The tunnel was the deepest and longest of the six uncovered last December; it was also the last discovered, found only on January 13, near the close of the tunnel-hunting Operation Northern Shield, Sputnik reported.
Initially reported as being dug at a depth of 180 feet and running almost 2,600 feet long, the tunnel actually turned out to be much bigger: the Times of Israel reported Thursday that the passageway was 260 feet deep and 3,280 feet long.
The tunnel began near the Lebanese village of Ramiya, close to the border area with Israel, and penetrated 250 feet into Israeli territory, emerging near the Israeli villages of Shtula and Zar'it.
Now, however, the IDF is preparing to destroy the tunnel. The Times noted it was booby-trapped after being found, and the entranceways will be collapsed in the coming days. A video recorded by IDF soldiers shows the interior of the passage, which sports electricity, ventilation and communications systems.
An EXCLUSIVE look inside a Hezbollah attack tunnel built to kill Israeli families: pic.twitter.com/mArzVNd5cg— Israel Defense Forces (@IDF) May 29, 2019
"We are neutralizing the flagship tunnel of the Hezbollah terrorist group. This is an attack tunnel," Col. Roi Levi, commander of the Baram Regional Brigade, told the Times. The tunnels are believed to have been made with the intention of launching sneak attacks into Israeli territory by Hezbollah, a Shiite militia with a large power base in southern Lebanon that once fought the invading Israeli military to a standstill.
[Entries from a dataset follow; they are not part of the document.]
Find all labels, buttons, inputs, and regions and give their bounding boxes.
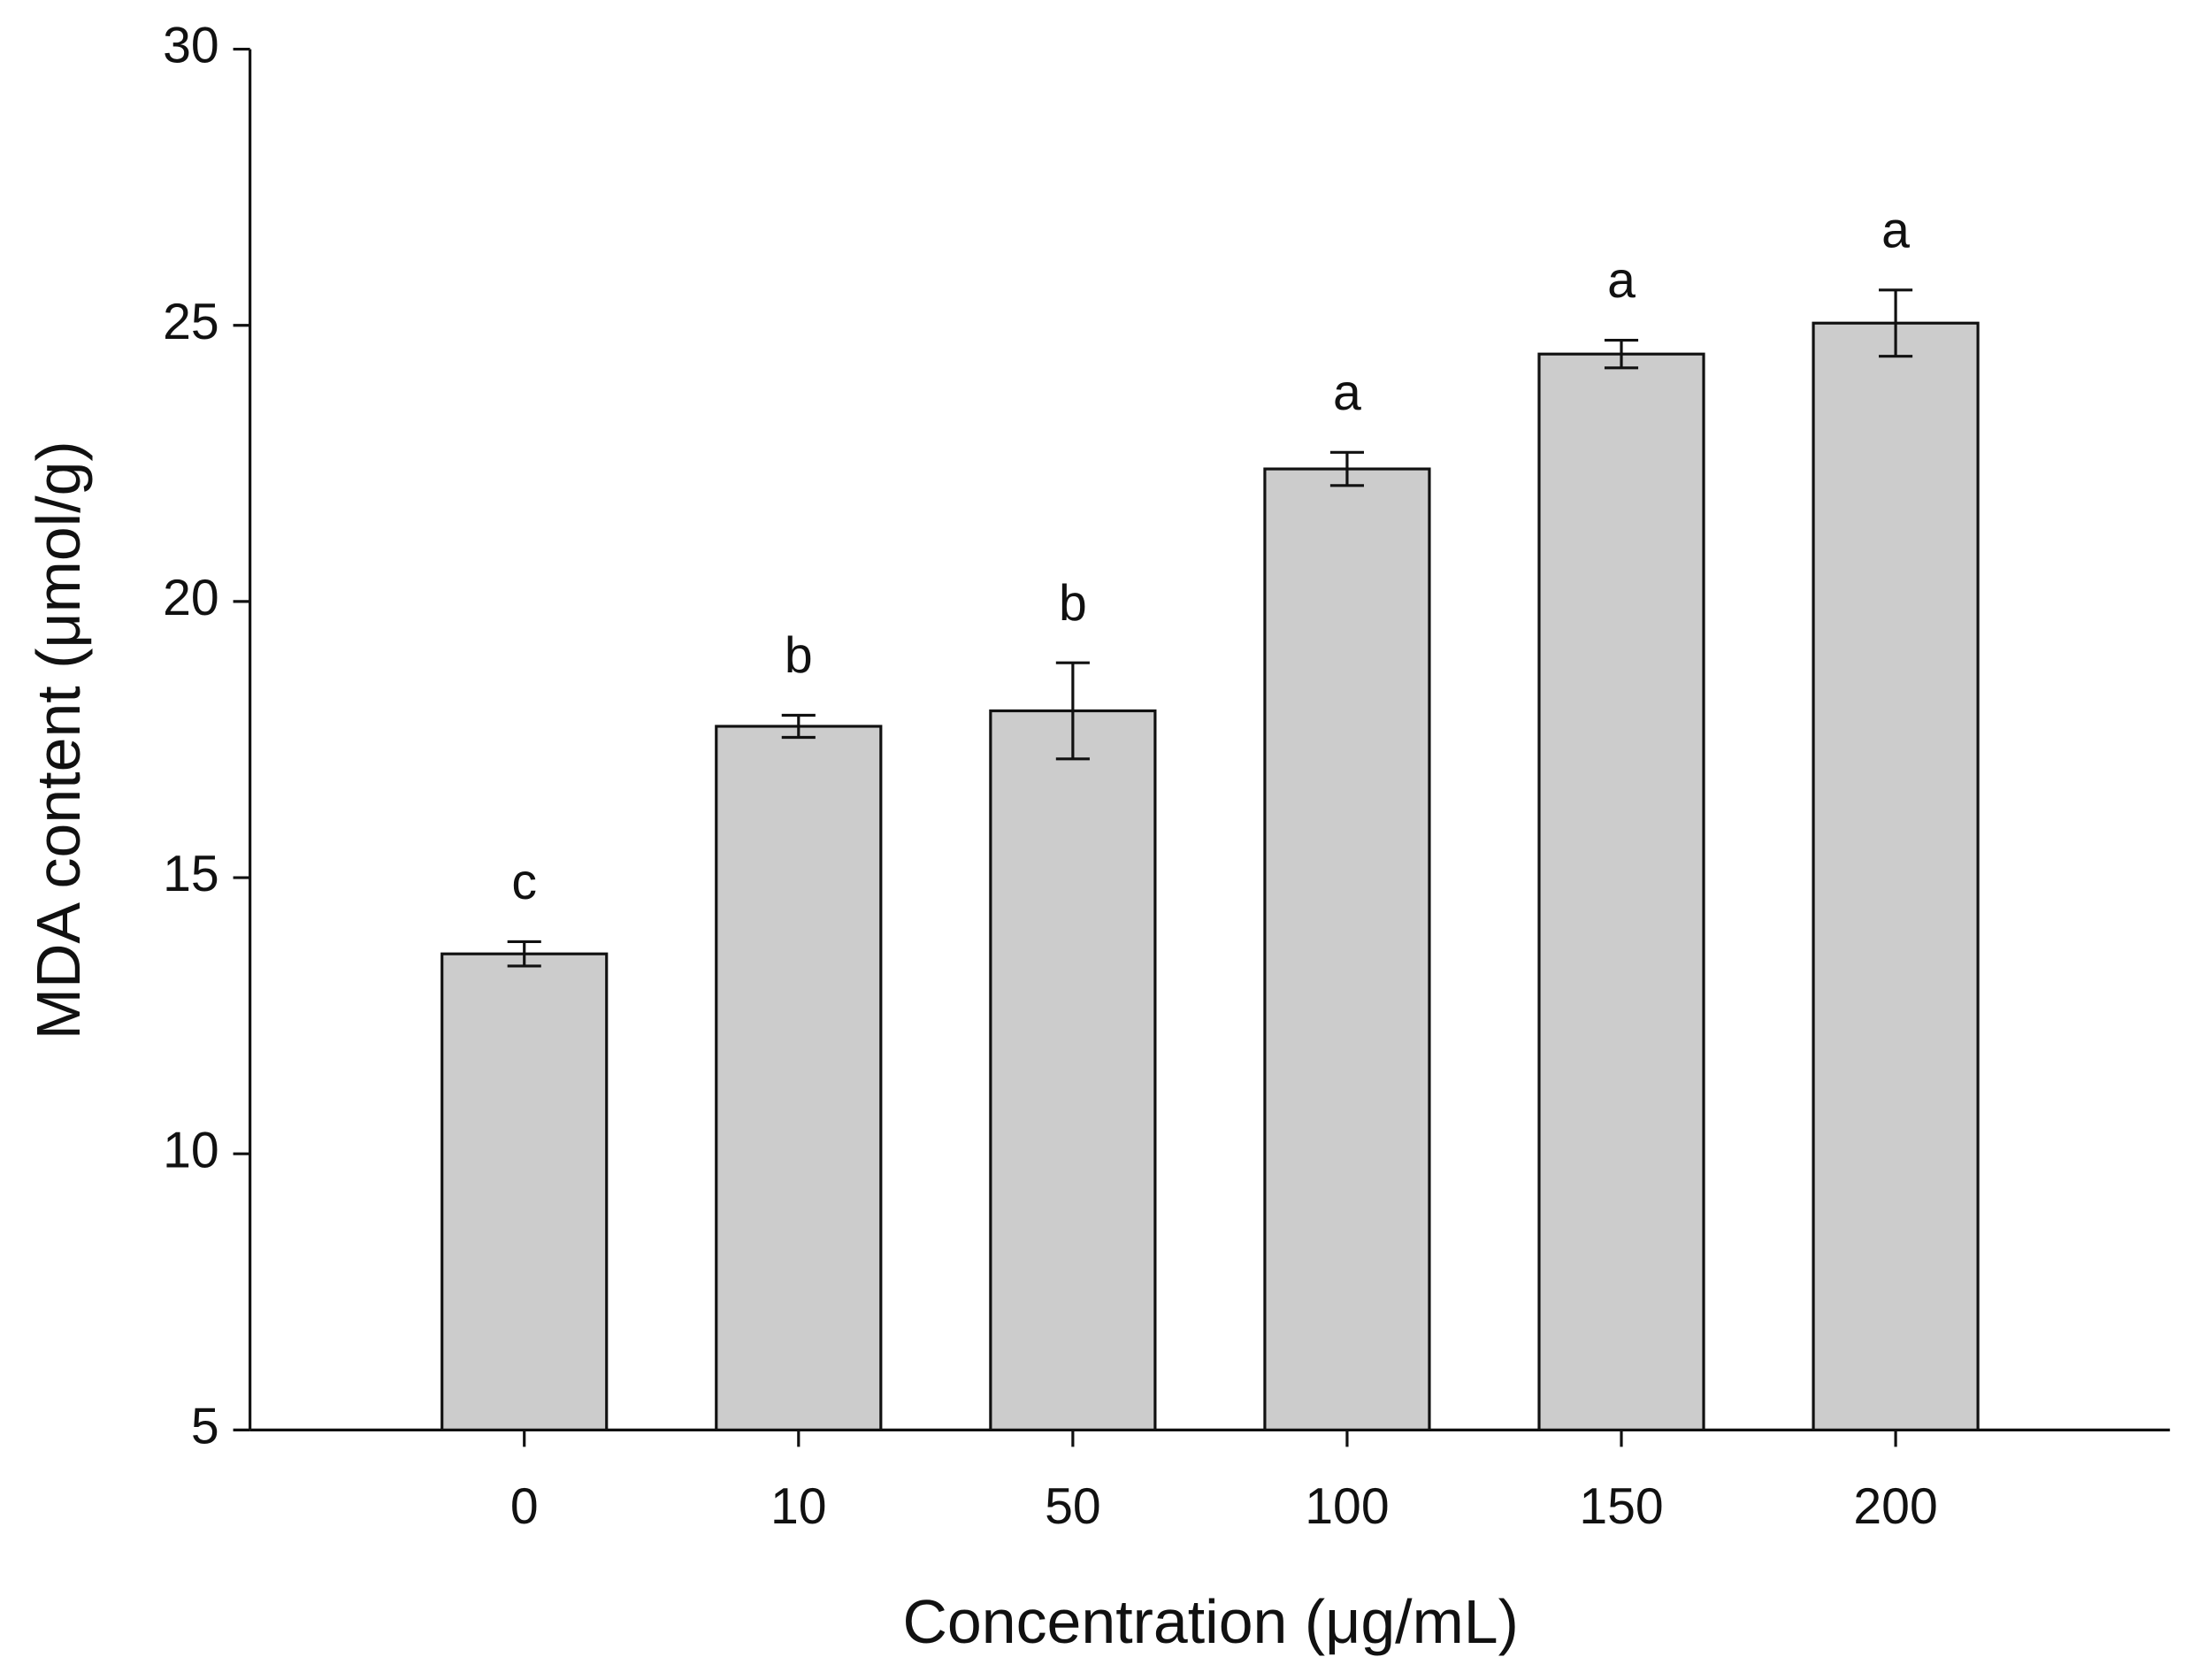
significance-label: a xyxy=(1607,252,1636,309)
bar xyxy=(1263,467,1431,1431)
x-tick-label: 0 xyxy=(510,1478,539,1535)
y-tick-label: 25 xyxy=(163,294,219,350)
y-tick-label: 10 xyxy=(163,1122,219,1178)
x-tick-label: 10 xyxy=(770,1478,827,1535)
error-bar xyxy=(1879,288,1913,358)
y-axis-title: MDA content (μmol/g) xyxy=(24,441,93,1039)
y-tick-label: 15 xyxy=(163,846,219,902)
significance-label: a xyxy=(1881,202,1910,258)
error-bar xyxy=(1604,339,1639,370)
bar xyxy=(989,709,1157,1431)
error-bar xyxy=(781,713,816,740)
y-tick-label: 20 xyxy=(163,570,219,626)
y-tick-label: 5 xyxy=(191,1398,219,1454)
error-bar xyxy=(507,940,541,968)
bar xyxy=(440,952,609,1431)
significance-label: b xyxy=(785,627,813,684)
y-tick-label: 30 xyxy=(163,18,219,74)
x-tick-label: 150 xyxy=(1579,1478,1663,1535)
bar xyxy=(1537,352,1705,1431)
x-tick-label: 100 xyxy=(1305,1478,1389,1535)
error-bar xyxy=(1329,450,1364,487)
x-tick-label: 50 xyxy=(1045,1478,1101,1535)
error-bar xyxy=(1055,661,1090,761)
x-tick-label: 200 xyxy=(1853,1478,1937,1535)
bar xyxy=(715,725,883,1431)
significance-label: c xyxy=(511,854,537,910)
significance-label: a xyxy=(1333,364,1361,421)
significance-label: b xyxy=(1059,575,1087,632)
x-axis-title: Concentration (μg/mL) xyxy=(902,1587,1518,1656)
bar xyxy=(1812,321,1980,1431)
Hezbollah said in January that construction on some of the tunnels began before the 2006 war with Israel. That would mean they weren't in violation of United Nations Security Council Resolution 1701, which ended the war and which governs the maintenance of the Blue Line separating Lebanon and Israel.
The IDF said the tunnel would have taken years to complete, but denied the tunnel was very old. However, Sputnik reported that then-IDF Northern Command chief Benny Gantz admitted to having intelligence about the tunnels' inception back in 2005, but failed to take them seriously.
News of the tunnel's imminent destruction comes amid reports that an IDF drone strike blew up a "spying device" in southern Lebanon on Monday, following a civil disturbance in which several Lebanese civilians tried to scale the Blue Line fence. Lebanese TV network al-Mayadeen reported the strike, but the IDF has so far declined to comment on the incident.